What is the population for this study?
What are some potential sources of bias in this study? Do you expect the bias to be relatively small or potentially large?
What are the cases in this study?
What are the variables? Are they categorical or quantitative?
Write down what the first few rows of the data set would look like if your group members were the first few cases.
Of those surveyed, 735 people agreed, 1812 disagreed, and 78 answered “don’t know”.
1. Display this information in a frequency table that lists each possible response and the number of people who gave that response.
2. What should the sum of the frequencies equal.
3. Add an extra row or column to your table that gives the relative frequency (i.e., the proportion) who gave each response.
4. What should the sum of the relative frequencies equal?
5. Write the R command that computes the frequency table and the relative frequency table. (Note: We don’t have access to the raw data for this example, so you can’t actually run your command.)
6. What sort of plot can we use to visualize this data. Write the R command to create such a plot. (Again, you won’t be able to run the command because we don’t have the raw data.)

Notation Note

It is important to distinguish between the proportion of people in the population who would answer a certain way and the proportion of people in our sample who did answer a certain way. We have terminology and notation to distinguish between the two.

summary	parameter	statistic
proportion	\(p\)	\(\hat p\) (read: p hat)
mean	\(\mu\) (Greek letter “mu”)	\(\overline x\) (read: x bar) or \(\hat \mu\)
standard deviation	\(\sigma\) (Greek letter “sigma”)	\(s\) or \(\hat\sigma\)
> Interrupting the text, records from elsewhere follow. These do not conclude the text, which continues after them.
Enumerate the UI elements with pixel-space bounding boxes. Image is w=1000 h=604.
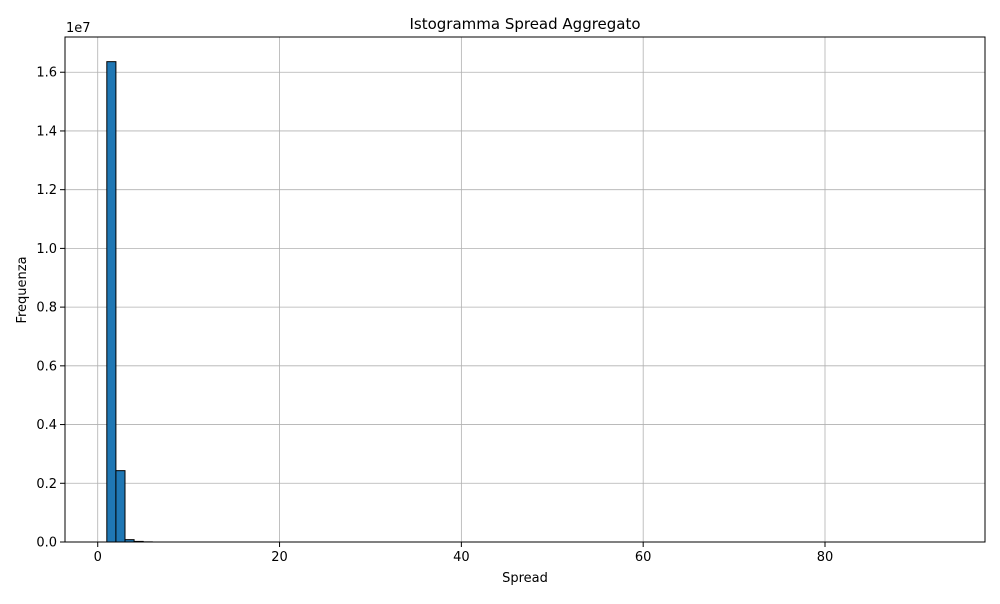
x-tick-label: 40 [453, 550, 470, 565]
chart-title: Istogramma Spread Aggregato [409, 15, 640, 33]
y-tick-label: 0.2 [36, 477, 57, 492]
y-tick-label: 0.0 [36, 536, 57, 551]
y-axis-scale-label: 1e7 [66, 21, 91, 36]
axis-ticks: 0 20 40 60 80 0.0 0.2 0.4 0.6 0.8 1.0 1.2 1.4 1.6 [36, 66, 833, 565]
y-axis-label: Frequenza [15, 256, 30, 323]
histogram-bars [107, 62, 152, 542]
plot-area-frame [65, 37, 985, 542]
x-tick-label: 80 [817, 550, 834, 565]
y-tick-label: 1.4 [36, 124, 57, 139]
x-axis-label: Spread [502, 571, 548, 586]
grid-lines [65, 37, 985, 542]
histogram-bar [116, 471, 125, 542]
y-tick-label: 1.2 [36, 183, 57, 198]
y-tick-label: 0.4 [36, 418, 57, 433]
y-tick-label: 1.6 [36, 66, 57, 81]
y-tick-label: 1.0 [36, 242, 57, 257]
y-tick-label: 0.6 [36, 359, 57, 374]
x-tick-label: 20 [271, 550, 288, 565]
y-tick-label: 0.8 [36, 301, 57, 316]
histogram-bar [107, 62, 116, 542]
x-tick-label: 0 [94, 550, 102, 565]
x-tick-label: 60 [635, 550, 652, 565]
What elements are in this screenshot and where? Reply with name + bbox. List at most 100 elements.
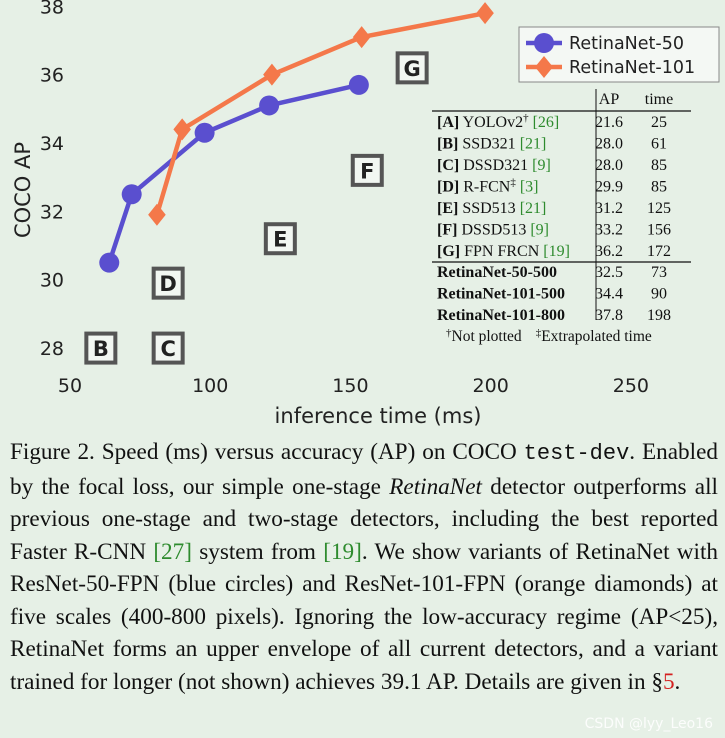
table-retina-time: 73 — [651, 264, 667, 281]
x-tick-label: 100 — [192, 375, 228, 397]
data-point-diamond — [352, 26, 371, 49]
table-row-time: 172 — [647, 243, 671, 260]
y-tick-label: 36 — [40, 65, 64, 87]
table-row-ap: 36.2 — [595, 243, 623, 260]
table-row-key: [E] — [437, 200, 458, 217]
detector-box — [350, 153, 384, 187]
caption-end: . — [674, 668, 681, 695]
legend-label: RetinaNet-101 — [569, 58, 695, 78]
data-point-circle — [348, 74, 369, 95]
speed-accuracy-chart: 50 100 150 200 250 28 30 32 34 36 38 inference time… — [11, 0, 720, 428]
table-row-ref: [9] — [526, 222, 549, 239]
table-retina-time: 90 — [651, 286, 667, 303]
detector-box — [395, 51, 429, 85]
caption-label: Figure 2. Speed (ms) versus accuracy (AP… — [10, 439, 524, 465]
table-row-time: 61 — [651, 136, 667, 153]
table-row-model: SSD321 — [458, 136, 515, 153]
caption-ref-27[interactable]: [27] — [153, 538, 192, 565]
table-row-name: [A] YOLOv2† [26] — [437, 112, 559, 131]
data-point-diamond — [148, 203, 166, 226]
caption-ref-19[interactable]: [19] — [323, 538, 362, 565]
data-point-diamond — [263, 63, 281, 86]
table-row-name: [F] DSSD513 [9] — [437, 222, 549, 239]
data-point-circle — [99, 252, 120, 273]
detector-boxes: B C D E F G — [84, 51, 429, 365]
table-row-ap: 31.2 — [595, 200, 623, 217]
detector-box — [151, 266, 185, 300]
legend-label: RetinaNet-50 — [569, 34, 684, 54]
table-row-ap: 28.0 — [595, 157, 623, 174]
table-row-key: [D] — [437, 179, 459, 196]
table-row-time: 85 — [651, 179, 667, 196]
x-tick-label: 150 — [332, 375, 368, 397]
table-row-ap: 21.6 — [595, 114, 623, 131]
detector-label: E — [273, 228, 287, 252]
legend-diamond-marker — [535, 56, 553, 78]
y-tick-label: 32 — [40, 201, 64, 223]
axes: 50 100 150 200 250 28 30 32 34 36 38 inference time… — [11, 0, 649, 428]
x-tick-label: 200 — [473, 375, 509, 397]
y-tick-label: 34 — [40, 133, 64, 155]
table-row-time: 125 — [647, 200, 671, 217]
caption-section-symbol: § — [651, 668, 663, 695]
table-retina-ap: 37.8 — [595, 307, 623, 324]
table-retina-name: RetinaNet-50-500 — [437, 264, 557, 281]
table-footnote: †Not plotted ‡Extrapolated time — [446, 327, 652, 345]
data-point-circle — [194, 122, 215, 143]
table-row-name: [D] R-FCN‡ [3] — [437, 177, 539, 196]
caption-part-1: . Enabled by the focal loss, our simple … — [10, 439, 718, 500]
y-tick-label: 30 — [40, 270, 64, 292]
footnote-not-plotted: Not plotted — [452, 328, 522, 345]
table-row-ref: [9] — [528, 157, 551, 174]
table-row-model: YOLOv2 — [459, 114, 523, 131]
table-retina-name: RetinaNet-101-800 — [437, 307, 565, 324]
detector-label: C — [160, 337, 175, 361]
caption-part-2: detector outperforms all previous one-st… — [10, 473, 718, 565]
table-row-name: [G] FPN FRCN [19] — [437, 243, 570, 260]
detector-label: G — [404, 57, 421, 81]
table-row-name: [C] DSSD321 [9] — [437, 157, 551, 174]
x-axis-label: inference time (ms) — [275, 404, 482, 428]
table-row-ref: [21] — [516, 200, 547, 217]
figure-caption: Figure 2. Speed (ms) versus accuracy (AP… — [10, 436, 718, 698]
y-tick-label: 38 — [40, 0, 64, 18]
data-point-diamond — [173, 118, 191, 141]
x-tick-label: 250 — [613, 375, 649, 397]
detector-box — [84, 331, 118, 365]
table-retina-ap: 34.4 — [595, 286, 623, 303]
series-line-retinanet-50 — [107, 82, 360, 264]
table-row-key: [A] — [437, 114, 459, 131]
watermark: CSDN @lyy_Leo16 — [584, 716, 713, 732]
table-retina-ap: 32.5 — [595, 264, 623, 281]
detector-label: B — [93, 337, 109, 361]
legend: RetinaNet-50 RetinaNet-101 — [518, 26, 720, 83]
data-point-circle — [121, 184, 142, 205]
table-row-mark: † — [523, 112, 529, 124]
table-row-key: [F] — [437, 222, 457, 239]
footnote-extrapolated: Extrapolated time — [541, 328, 652, 345]
footnote-mark-1: † — [446, 327, 452, 339]
detector-label: D — [159, 272, 176, 296]
table-row-name: [E] SSD513 [21] — [437, 200, 546, 217]
table-header-time: time — [645, 91, 673, 108]
caption-part-3: system from — [191, 538, 324, 565]
table-row-time: 156 — [647, 222, 671, 239]
detector-box — [263, 222, 297, 256]
table-retina-time: 198 — [647, 307, 671, 324]
table-header-ap: AP — [599, 91, 620, 108]
caption-section-ref[interactable]: 5 — [662, 668, 675, 695]
table-row-model: SSD513 — [458, 200, 515, 217]
table-row-ap: 28.0 — [595, 136, 623, 153]
y-axis-label: COCO AP — [11, 142, 35, 238]
table-row-model: DSSD321 — [459, 157, 528, 174]
table-row-mark: ‡ — [510, 177, 516, 189]
table-row-ref: [3] — [516, 179, 539, 196]
table-row-time: 25 — [651, 114, 667, 131]
table-row-key: [B] — [437, 136, 458, 153]
detector-label: F — [360, 159, 374, 183]
table-row-ref: [26] — [529, 114, 560, 131]
caption-part-4: . We show variants of RetinaNet with Res… — [10, 538, 719, 695]
legend-frame — [518, 26, 720, 83]
series-layer — [99, 2, 494, 273]
legend-circle-marker — [534, 33, 554, 53]
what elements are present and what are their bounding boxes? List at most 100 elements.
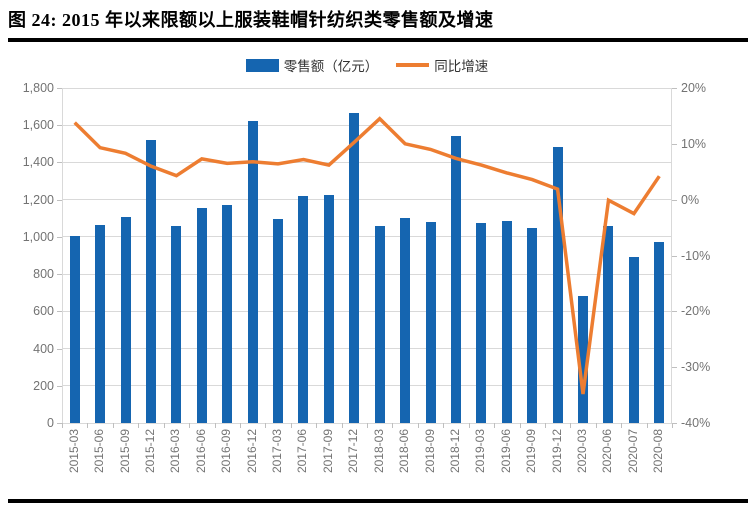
x-axis-label-2015-12: 2015-12 bbox=[142, 429, 157, 474]
left-axis-tick-label: 1,200 bbox=[22, 192, 54, 207]
bar-2020-07 bbox=[628, 257, 639, 423]
right-axis-tick-label: -40% bbox=[681, 416, 711, 430]
x-axis-label-2019-06: 2019-06 bbox=[498, 429, 513, 474]
bar-2019-06 bbox=[501, 221, 512, 423]
x-axis-label-2019-12: 2019-12 bbox=[549, 429, 564, 474]
gridline bbox=[62, 348, 672, 350]
right-axis-tick bbox=[672, 367, 677, 369]
left-axis-tick-label: 800 bbox=[33, 267, 54, 282]
x-axis-label-2017-09: 2017-09 bbox=[320, 429, 335, 474]
x-axis-tick bbox=[545, 423, 546, 428]
right-axis-tick-label: 10% bbox=[681, 136, 707, 151]
bar-2015-06 bbox=[95, 224, 106, 423]
bar-2020-03 bbox=[578, 295, 589, 423]
left-axis-tick bbox=[57, 162, 62, 164]
x-axis-tick bbox=[265, 423, 266, 428]
bar-2017-09 bbox=[323, 195, 334, 423]
x-axis-label-2015-06: 2015-06 bbox=[92, 429, 107, 474]
bar-2018-03 bbox=[374, 225, 385, 423]
x-axis-label-2016-09: 2016-09 bbox=[219, 429, 234, 474]
x-axis-tick bbox=[164, 423, 165, 428]
bar-2017-06 bbox=[298, 195, 309, 423]
yoy-growth-line bbox=[73, 116, 661, 395]
x-axis-tick bbox=[443, 423, 444, 428]
bar-series-swatch bbox=[245, 58, 279, 72]
x-axis-tick bbox=[367, 423, 368, 428]
x-axis-tick bbox=[215, 423, 216, 428]
right-axis-tick bbox=[672, 143, 677, 145]
bar-2016-06 bbox=[196, 208, 207, 423]
chart-legend: 零售额（亿元） 同比增速 bbox=[62, 55, 672, 75]
x-axis-label-2018-12: 2018-12 bbox=[447, 429, 462, 474]
left-axis-tick bbox=[57, 274, 62, 276]
left-axis-tick-label: 200 bbox=[33, 378, 54, 393]
bar-2016-09 bbox=[222, 205, 233, 423]
left-axis-line bbox=[62, 88, 63, 423]
x-axis-label-2016-12: 2016-12 bbox=[244, 429, 259, 474]
bar-2016-03 bbox=[171, 225, 182, 423]
bar-2019-09 bbox=[527, 227, 538, 423]
bar-2015-12 bbox=[145, 140, 156, 423]
x-axis-label-2020-03: 2020-03 bbox=[575, 429, 590, 474]
legend-item-retail-sales: 零售额（亿元） bbox=[245, 55, 379, 75]
x-axis-tick bbox=[291, 423, 292, 428]
gridline bbox=[62, 199, 672, 201]
x-axis-tick bbox=[647, 423, 648, 428]
right-axis-line bbox=[671, 88, 672, 423]
gridline bbox=[62, 236, 672, 238]
x-axis-tick bbox=[621, 423, 622, 428]
x-axis-tick bbox=[240, 423, 241, 428]
left-axis-tick bbox=[57, 199, 62, 201]
x-axis-label-2019-03: 2019-03 bbox=[473, 429, 488, 474]
x-axis-label-2016-06: 2016-06 bbox=[193, 429, 208, 474]
x-axis-tick bbox=[316, 423, 317, 428]
bar-2017-12 bbox=[349, 113, 360, 423]
x-axis-tick bbox=[672, 423, 673, 428]
left-axis-tick-label: 0 bbox=[47, 416, 54, 430]
line-series-swatch bbox=[396, 63, 430, 67]
bar-2017-03 bbox=[273, 219, 284, 423]
bar-2018-09 bbox=[425, 222, 436, 423]
x-axis-label-2015-03: 2015-03 bbox=[66, 429, 81, 474]
x-axis-tick bbox=[520, 423, 521, 428]
legend-label-retail-sales: 零售额（亿元） bbox=[283, 59, 379, 74]
left-axis-tick-label: 1,800 bbox=[22, 81, 54, 95]
x-axis-tick bbox=[62, 423, 63, 428]
left-axis-tick bbox=[57, 348, 62, 350]
x-axis-label-2020-07: 2020-07 bbox=[625, 429, 640, 474]
left-axis-tick-label: 1,000 bbox=[22, 229, 54, 244]
left-axis-tick-label: 1,400 bbox=[22, 155, 54, 170]
x-axis-tick bbox=[418, 423, 419, 428]
left-axis-tick bbox=[57, 236, 62, 238]
bar-2015-03 bbox=[69, 235, 80, 423]
x-axis-label-2015-09: 2015-09 bbox=[117, 429, 132, 474]
bottom-divider bbox=[8, 499, 748, 503]
gridline bbox=[62, 385, 672, 387]
bar-2020-08 bbox=[654, 242, 665, 423]
left-axis-tick-label: 600 bbox=[33, 304, 54, 319]
x-axis-label-2019-09: 2019-09 bbox=[524, 429, 539, 474]
x-axis-label-2020-08: 2020-08 bbox=[651, 429, 666, 474]
x-axis-label-2017-06: 2017-06 bbox=[295, 429, 310, 474]
bar-2020-06 bbox=[603, 225, 614, 423]
bar-2016-12 bbox=[247, 120, 258, 423]
figure-title: 图 24: 2015 年以来限额以上服装鞋帽针纺织类零售额及增速 bbox=[8, 10, 494, 30]
left-axis-tick-label: 1,600 bbox=[22, 118, 54, 133]
right-axis-tick bbox=[672, 423, 677, 424]
x-axis-label-2018-03: 2018-03 bbox=[371, 429, 386, 474]
right-axis-tick-label: 20% bbox=[681, 81, 707, 95]
x-axis-tick bbox=[392, 423, 393, 428]
legend-label-yoy-growth: 同比增速 bbox=[434, 59, 489, 74]
right-axis-tick bbox=[672, 199, 677, 201]
x-axis-label-2018-06: 2018-06 bbox=[397, 429, 412, 474]
bar-2019-12 bbox=[552, 146, 563, 423]
x-axis-label-2017-12: 2017-12 bbox=[346, 429, 361, 474]
left-axis-tick bbox=[57, 88, 62, 89]
x-axis-tick bbox=[494, 423, 495, 428]
left-axis-tick-label: 400 bbox=[33, 341, 54, 356]
right-axis-tick bbox=[672, 255, 677, 257]
x-axis-tick bbox=[342, 423, 343, 428]
gridline bbox=[62, 87, 672, 89]
gridline bbox=[62, 310, 672, 312]
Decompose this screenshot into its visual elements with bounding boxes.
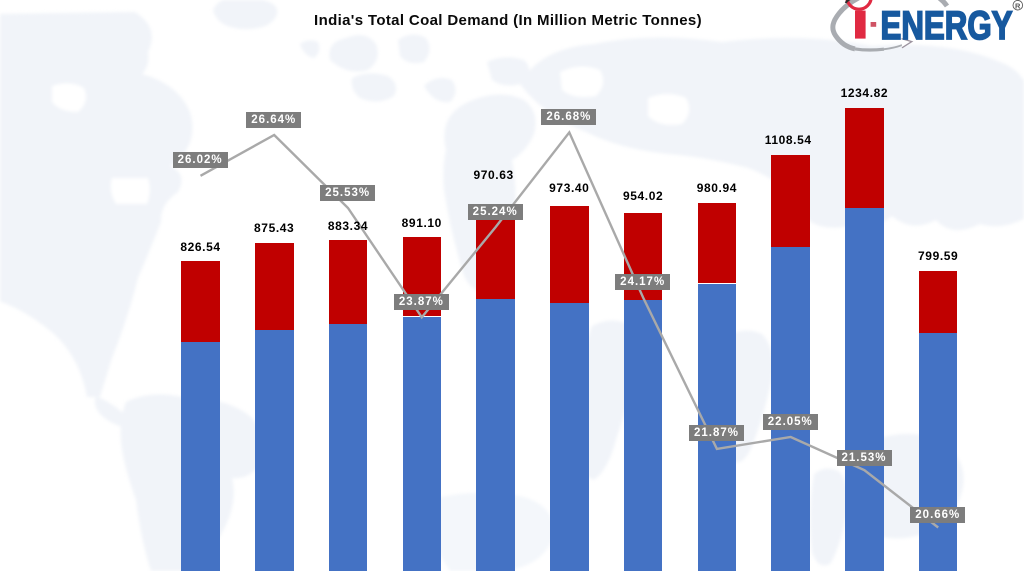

The notation for median and iqr is less standardized.

Two-way table

Here is the two way table for the Pew study.

answer	Male	Female
agree	372	363
disagree	807	1005
don’t know	34	44

Use the table to answer the following questions
1. How many males were called? How many females? How might you add this information to the table? (These numbers are sometimes called marginal totals, do you see why?)
2. What proportion of females agree?
3. What proportion of those who agree were female?
4. Which of b and c is a more interesting number in this study? why?
5. What proportion of males agree?
6. How would you describe the difference between males and females in this sample?
7. If you could ask everyone in the population, do you think the difference would be exactly the same as in the Pew study? Pretty close to the same? or Possibly quite different? Explain.
8. What proportion of the responders were female?
9. Create a relative frequency table these data. There are at least 3 ways you might do this. Create all three. Which one is the most useful one in this situation? Why?

What about pie charts?

Although common in newspapers, magazines, and TV, pie charts are rarely (but not never) used by statisticians. Why do you think this is?